Most households of the victims have stated that they supported a demise sentence, however some have been outspoken of their opposition to it. One, Miri Rabinowitz, whose husband was killed, stated executing the gunman can be a “bitter irony” as a result of her husband had been dedicated to “the sanctity of life.”
Abraham Bonowitz, who’s the chief director of anti-capital punishment group Death Penalty Action and has written about his opposition to the demise penalty within the Pittsburgh case from a Jewish perspective, stated appeals had been prone to drag the case on for years, “reopening wounds repeatedly.”
“Instead of fading to obscurity, this racist, antisemitic terrorist gains notoriety as a martyr for others who think like he does,” Mr. Bonowitz stated.
But to Ms. Glickman, it was nonetheless the proper resolution. Sentencing Mr. Bowers to demise, she stated, was not solely about executing him, but in addition about isolating him and his antisemitic views.
“The purpose of the death penalty is not so much punishing as cutting off a person from society, eliminating the evil, taking away the risk — the potential for infection and the possibility of further harm to citizens,” she stated. “Even if he sits alive on death row for decades, he is separated from others.”
Rabbi Jeffrey Myers of the Tree of Life Congregation, who hid in a toilet to outlive the capturing, stated that many members of the group had been “stuck in neutral” because the case moved by means of the courts. “Now that the trial is nearly over and the jury has recommended a death sentence,” he stated, “it is my hope that we can begin to heal and move forward.”
Many kin of the victims gathered on the Jewish Community Center of Greater Pittsburgh on Wednesday for a news convention the place some teared up as they listened to one another’s reactions to the decision. They stated they had been immensely grateful to the jurors who heard the proof during the last two months and to the prosecutors who tried the case.

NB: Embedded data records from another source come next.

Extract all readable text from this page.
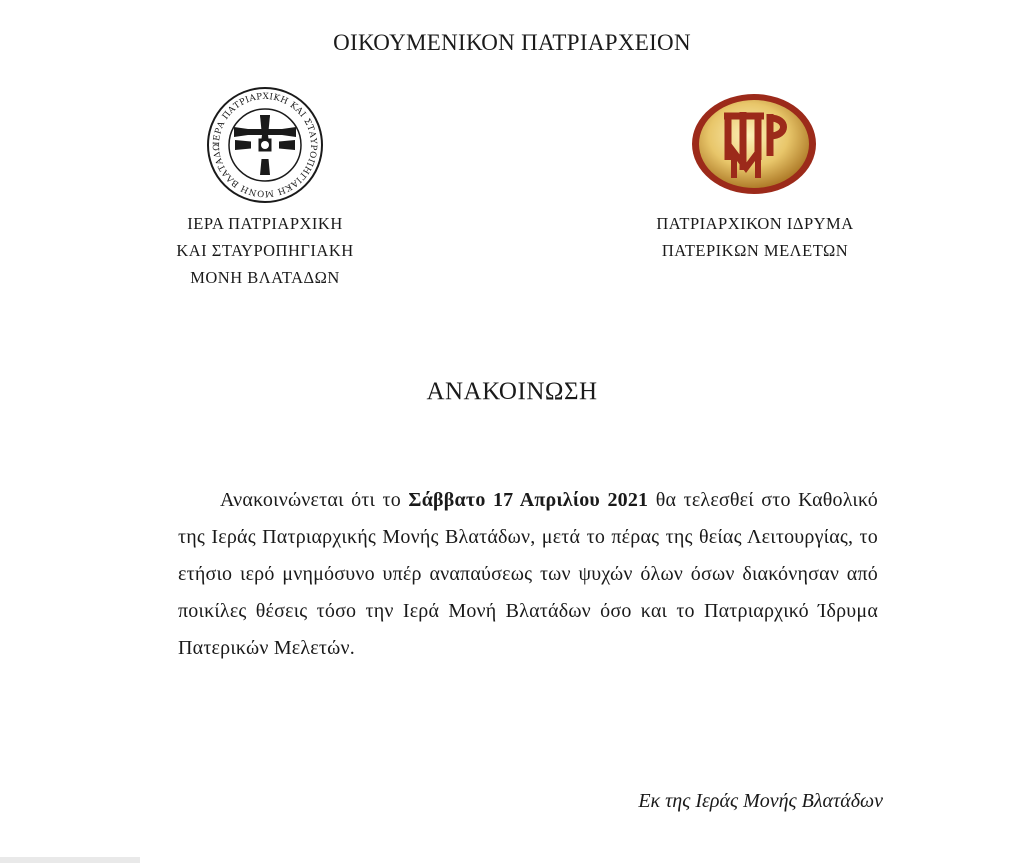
ΟΙΚΟΥΜΕΝΙΚΟΝ ΠΑΤΡΙΑΡΧΕΙΟΝ
ΙΕΡΑ ΠΑΤΡΙΑΡΧΙΚΗ ΚΑΙ ΣΤΑΥΡΟΠΗΓΙΑΚΗ ΜΟΝΗ ΒΛΑΤΑΔΩ
ΠΙΠΜ
ΙΕΡΑ ΠΑΤΡΙΑΡΧΙΚΗ
ΚΑΙ ΣΤΑΥΡΟΠΗΓΙΑΚΗ
ΜΟΝΗ ΒΛΑΤΑΔΩΝ
ΠΑΤΡΙΑΡΧΙΚΟΝ ΙΔΡΥΜΑ
ΠΑΤΕΡΙΚΩΝ ΜΕΛΕΤΩΝ
ΑΝΑΚΟΙΝΩΣΗ

Ανακοινώνεται ότι το Σάββατο 17 Απριλίου 2021 θα τελεσθεί στο Καθολικό της Ιεράς Πατριαρχικής Μονής Βλατάδων, μετά το πέρας της θείας Λειτουργίας, το ετήσιο ιερό μνημόσυνο υπέρ αναπαύσεως των ψυχών όλων όσων διακόνησαν από ποικίλες θέσεις τόσο την Ιερά Μονή Βλατάδων όσο και το Πατριαρχικό Ίδρυμα Πατερικών Μελετών.

Εκ της Ιεράς Μονής Βλατάδων
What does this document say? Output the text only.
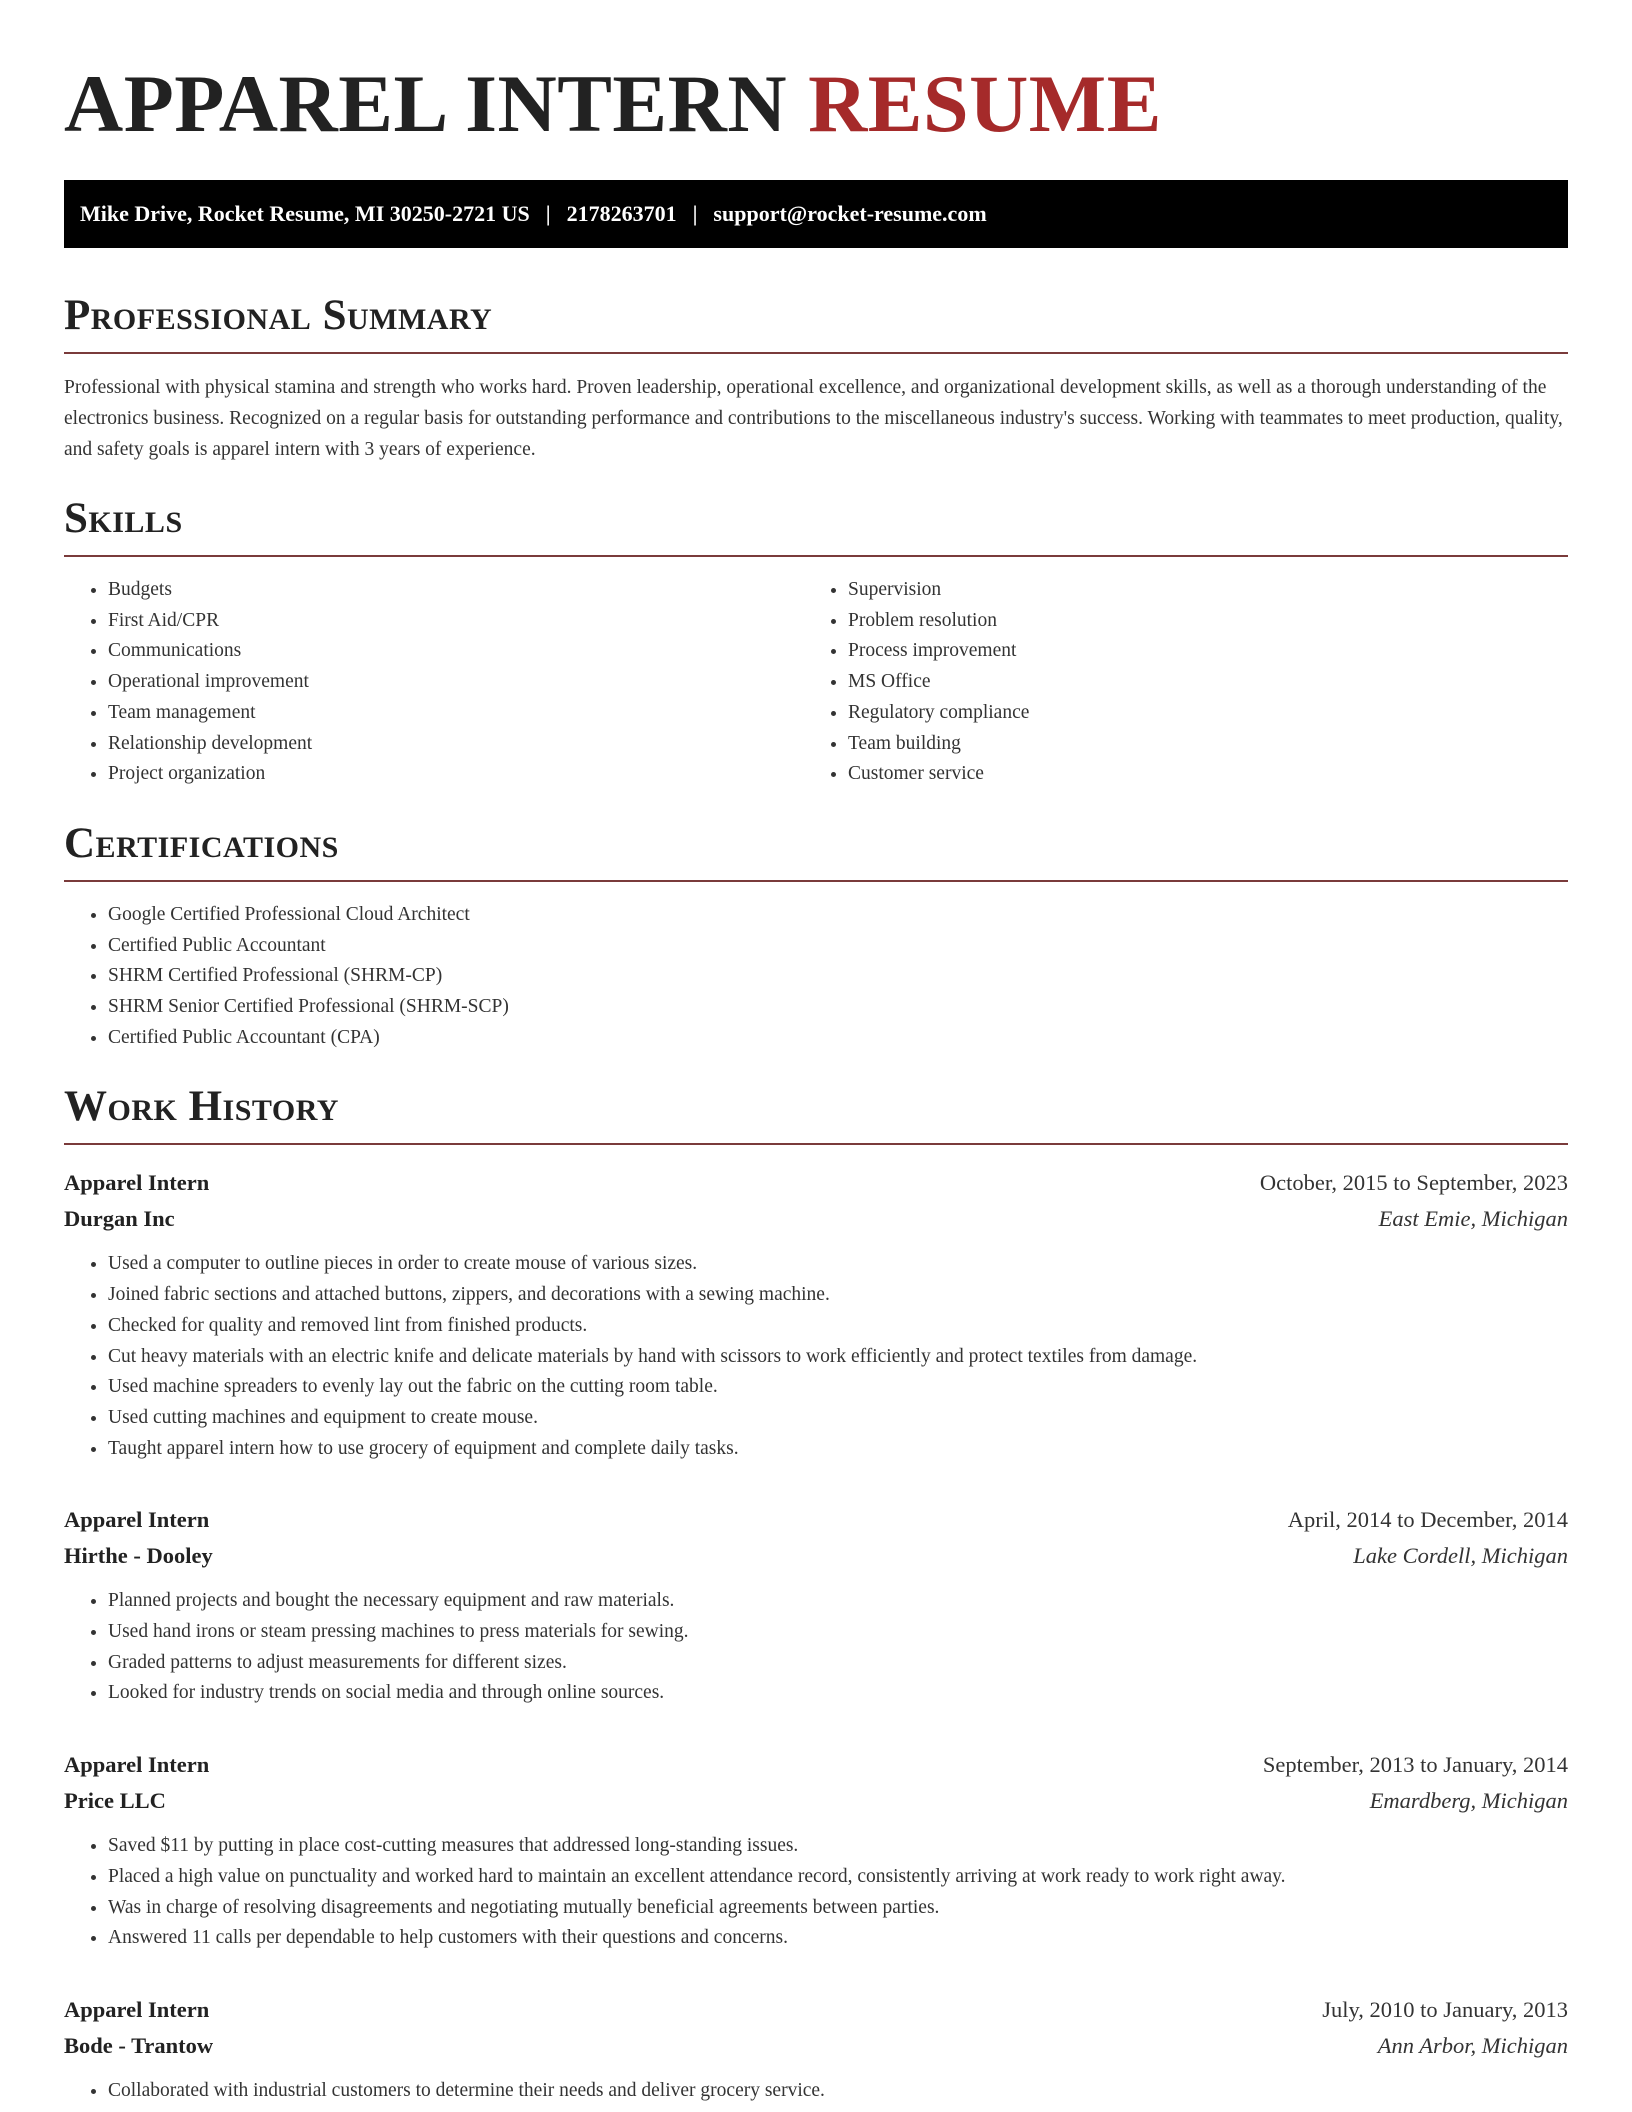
APPAREL INTERN RESUME
Mike Drive, Rocket Resume, MI 30250-2721 US | 2178263701 | support@rocket-resume.com
Professional Summary

Professional with physical stamina and strength who works hard. Proven leadership, operational excellence, and organizational development skills, as well as a thorough understanding of the electronics business. Recognized on a regular basis for outstanding performance and contributions to the miscellaneous industry's success. Working with teammates to meet production, quality, and safety goals is apparel intern with 3 years of experience.

Skills
• Budgets
• First Aid/CPR
• Communications
• Operational improvement
• Team management
• Relationship development
• Project organization
• Supervision
• Problem resolution
• Process improvement
• MS Office
• Regulatory compliance
• Team building
• Customer service
Certifications
• Google Certified Professional Cloud Architect
• Certified Public Accountant
• SHRM Certified Professional (SHRM-CP)
• SHRM Senior Certified Professional (SHRM-SCP)
• Certified Public Accountant (CPA)
Work History
Apparel Intern	October, 2015 to September, 2023
Durgan Inc	East Emie, Michigan
• Used a computer to outline pieces in order to create mouse of various sizes.
• Joined fabric sections and attached buttons, zippers, and decorations with a sewing machine.
• Checked for quality and removed lint from finished products.
• Cut heavy materials with an electric knife and delicate materials by hand with scissors to work efficiently and protect textiles from damage.
• Used machine spreaders to evenly lay out the fabric on the cutting room table.
• Used cutting machines and equipment to create mouse.
• Taught apparel intern how to use grocery of equipment and complete daily tasks.
Apparel Intern	April, 2014 to December, 2014
Hirthe - Dooley	Lake Cordell, Michigan
• Planned projects and bought the necessary equipment and raw materials.
• Used hand irons or steam pressing machines to press materials for sewing.
• Graded patterns to adjust measurements for different sizes.
• Looked for industry trends on social media and through online sources.
Apparel Intern	September, 2013 to January, 2014
Price LLC	Emardberg, Michigan
• Saved $11 by putting in place cost-cutting measures that addressed long-standing issues.
• Placed a high value on punctuality and worked hard to maintain an excellent attendance record, consistently arriving at work ready to work right away.
• Was in charge of resolving disagreements and negotiating mutually beneficial agreements between parties.
• Answered 11 calls per dependable to help customers with their questions and concerns.
Apparel Intern	July, 2010 to January, 2013
Bode - Trantow	Ann Arbor, Michigan
• Collaborated with industrial customers to determine their needs and deliver grocery service.
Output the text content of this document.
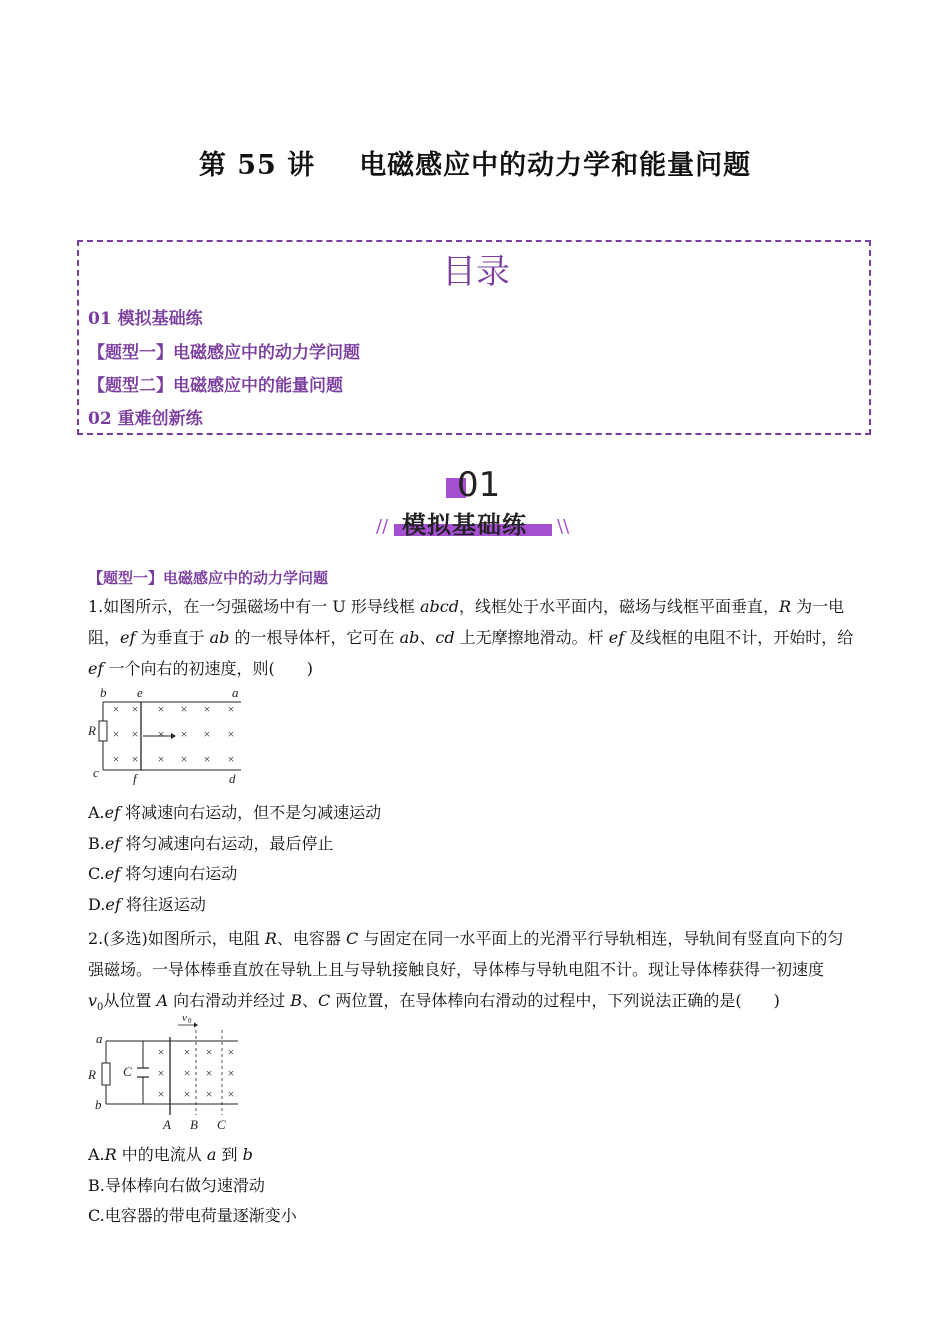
第 55 讲 电磁感应中的动力学和能量问题
目录
01 模拟基础练
【题型一】电磁感应中的动力学问题
【题型二】电磁感应中的能量问题
02 重难创新练
01
模拟基础练
//	\\
【题型一】电磁感应中的动力学问题
1.如图所示，在一匀强磁场中有一 U 形导线框 abcd，线框处于水平面内，磁场与线框平面垂直，R 为一电
阻，ef 为垂直于 ab 的一根导体杆，它可在 ab、cd 上无摩擦地滑动。杆 ef 及线框的电阻不计，开始时，给
ef 一个向右的初速度，则(　　)
b e	a
R
c	f	d
× × × × × ×
× × × × × ×
× × × × × ×
A.ef 将减速向右运动，但不是匀减速运动
B.ef 将匀减速向右运动，最后停止
C.ef 将匀速向右运动
D.ef 将往返运动
2.(多选)如图所示，电阻 R、电容器 C 与固定在同一水平面上的光滑平行导轨相连，导轨间有竖直向下的匀
强磁场。一导体棒垂直放在导轨上且与导轨接触良好，导体棒与导轨电阻不计。现让导体棒获得一初速度
$v_0$从位置 A 向右滑动并经过 B、C 两位置，在导体棒向右滑动的过程中，下列说法正确的是(　　)
v 0
a
b
R C
A B C
× × × ×
× × × ×
× × × ×
A.R 中的电流从 a 到 b
B.导体棒向右做匀速滑动
C.电容器的带电荷量逐渐变小
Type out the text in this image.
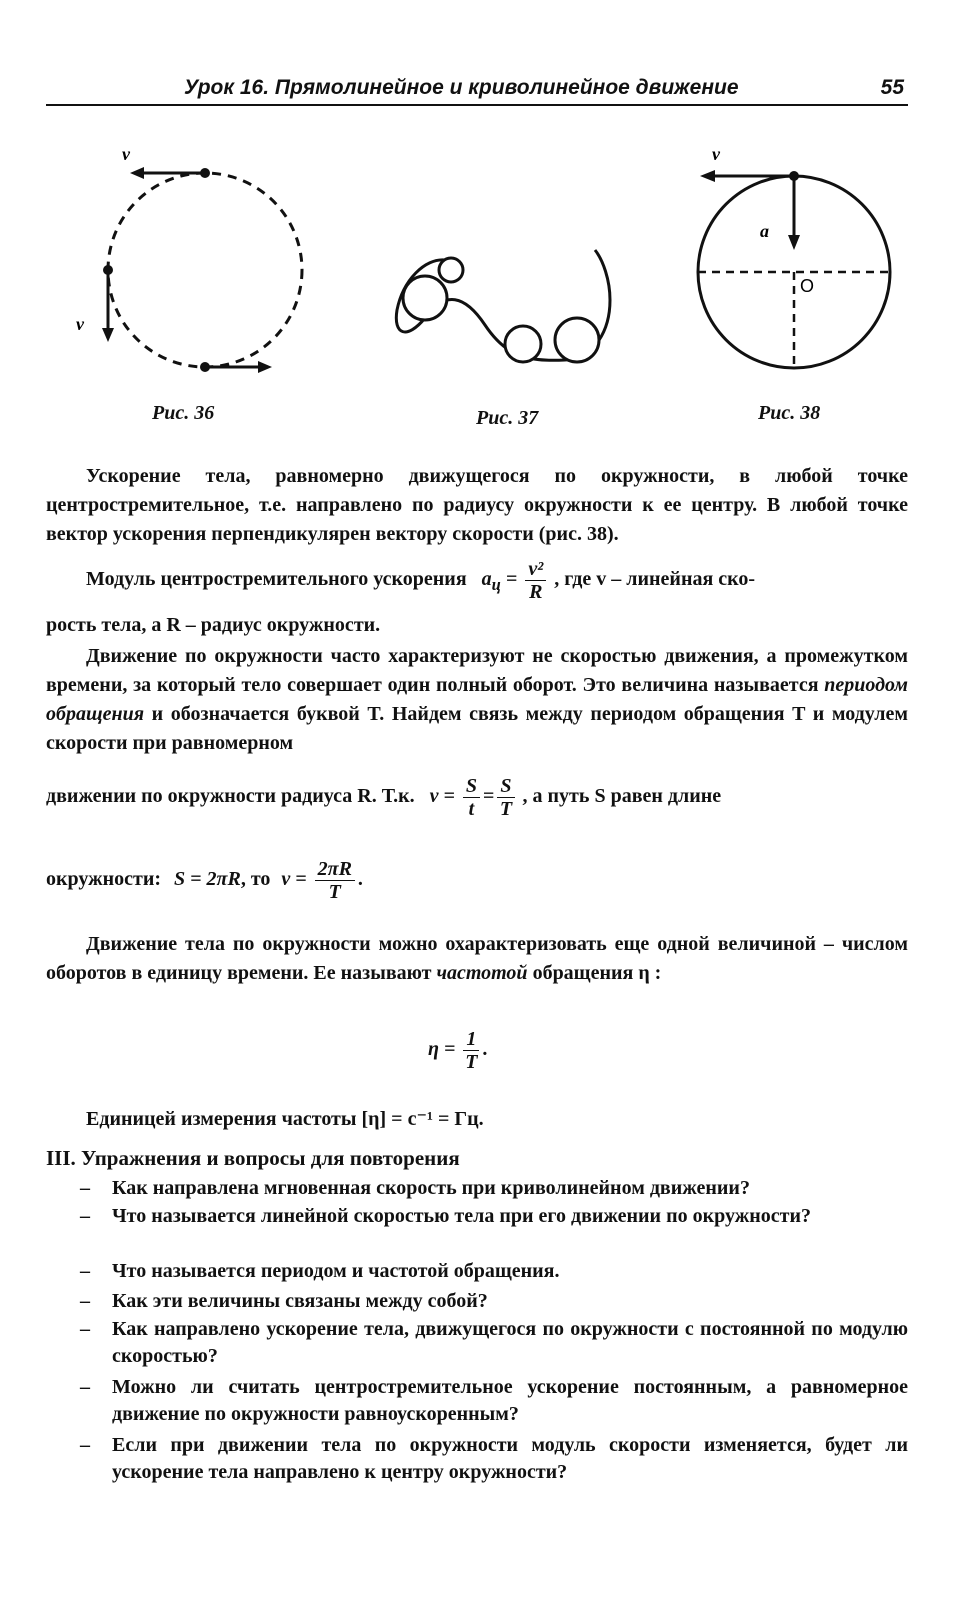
Урок 16. Прямолинейное и криволинейное движение	55
v⃗
v⃗
Рис. 36	Рис. 37
v⃗
a⃗
O
Рис. 38
Ускорение тела, равномерно движущегося по окружности, в любой точке центростремительное, т.е. направлено по радиусу окружности к ее центру. В любой точке вектор ускорения перпендикулярен вектору скорости (рис. 38).
Модуль центростремительного ускорения $a_ц = \frac{\text{v²}}{R}$ , где v – линейная ско-
рость тела, а R – радиус окружности.
Движение по окружности часто характеризуют не скоростью движения, а промежутком времени, за который тело совершает один полный оборот. Это величина называется периодом обращения и обозначается буквой T. Найдем связь между периодом обращения T и модулем скорости при равномерном
движении по окружности радиуса R. Т.к. $v = \frac{S}{t} = \frac{S}{T}$ , а путь S равен длине
окружности: S = 2πR, то $v = \frac{2\pi R}{T}$ .
Движение тела по окружности можно охарактеризовать еще одной величиной – числом оборотов в единицу времени. Ее называют частотой обращения η :
$\eta = \frac{1}{T}$ .
Единицей измерения частоты [η] = с⁻¹ = Гц.
III. Упражнения и вопросы для повторения
– Как направлена мгновенная скорость при криволинейном движении?
– Что называется линейной скоростью тела при его движении по окружности?
– Что называется периодом и частотой обращения.
– Как эти величины связаны между собой?
– Как направлено ускорение тела, движущегося по окружности с постоянной по модулю скоростью?
– Можно ли считать центростремительное ускорение постоянным, а равномерное движение по окружности равноускоренным?
– Если при движении тела по окружности модуль скорости изменяется, будет ли ускорение тела направлено к центру окружности?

Earlier, in a hallway of the towering federal courthouse in downtown Pittsburgh, sobs might be heard as households walked out of the courtroom.
Jean Clickner and her husband, Jon Pushinksy, who’re members of the Dor Hadash congregation, one among three that had been attacked contained in the synagogue, kissed one another as they left the constructing.
Ms. Clickner, a lawyer, stated she was in opposition to the demise penalty basically however didn’t fault the jurors on this case.
“It’s a very personal decision, so it is what it is, and I am glad to have this part over with,” she stated.
Campbell Robertson and Ruth Graham contributed reporting.